According to the report, OpenAI, Google, and Meta partly ignored their guidelines and discussed intentionally violating copyrights, assuming their competitors would do the same.
For instance, OpenAI developed Whisper, a speech recognition tool that transcribed over a million hours of YouTube videos, despite knowing it could be legally questionable since YouTube forbids using its content for unrelated applications.
The obtained texts were still used to develop GPT-4, OpenAI's most advanced language model. The Information already reported in summer 2023 that OpenAI uses YouTube transcripts.
Everything hinges on "fair use"
Google has also used YouTube video transcripts to train its AI models - potentially violating the copyrights of video creators. Google spokesman Matt Bryant said that the company had agreements with YouTube creators allowing such use, but admitted that Google was aware of "unconfirmed reports" about OpenAI's practice.
Google also changed its privacy policy to extract more user data from its services for AI training, including YouTube, Google Docs, Sheets, and similar products to improve systems like Google Translate and Bard.
The U.S. Federal Trade Commission (FTC) is critical of such retroactive adjustments to privacy rules to extract more data for AI training, and warns companies against this approach.
Records show Meta managers and lawyers also discussed obtaining additional data despite copyright restrictions, such as possibly buying publisher Simon & Schuster, which publishes J.K. Rowling and Stephen King.
Pressure came from Mark Zuckerberg to quickly catch up with ChatGPT. Meta argued license talks with publishers, artists, musicians, and news outlets would take too long and using the data would likely be "fair use."
Meta also said that licensing deals on the scale required for AI training were unaffordable. OpenAI said current AI models would be impossible without training on protected data.
Will Google now sue OpenAI?
The NYT report shows big tech firms disregard third-party rights when collecting data, with few ethical concerns, bending rules to fit their business model.
It would be highly inconsistent if Google sued OpenAI over YouTube training, as YouTube CEO Neal Mohan recently threatened, while Google itself faces trials for numerous potential data rights violations.
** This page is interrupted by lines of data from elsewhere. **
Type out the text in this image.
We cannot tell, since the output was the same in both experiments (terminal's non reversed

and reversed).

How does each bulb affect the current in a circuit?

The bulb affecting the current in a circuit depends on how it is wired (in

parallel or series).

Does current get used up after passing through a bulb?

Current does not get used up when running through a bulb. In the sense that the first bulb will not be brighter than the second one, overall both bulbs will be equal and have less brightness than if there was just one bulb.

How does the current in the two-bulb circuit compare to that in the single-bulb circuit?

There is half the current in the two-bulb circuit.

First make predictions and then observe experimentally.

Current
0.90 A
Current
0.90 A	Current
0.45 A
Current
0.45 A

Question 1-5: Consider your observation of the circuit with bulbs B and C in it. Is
Only now that the first large-scale AI models are out, proving themselves in the market, and facing critical public questions are AI companies seeking to license training data from publishers, communities like Reddit, or online archives such as Photobucket.
Companies are also testing synthetic AI-generated data for training, but this risks exacerbating existing errors and biases, potentially degrading performance over time. It also raises questions about legitimate data origins if models that generate artificial training data have been trained on copyrighted data.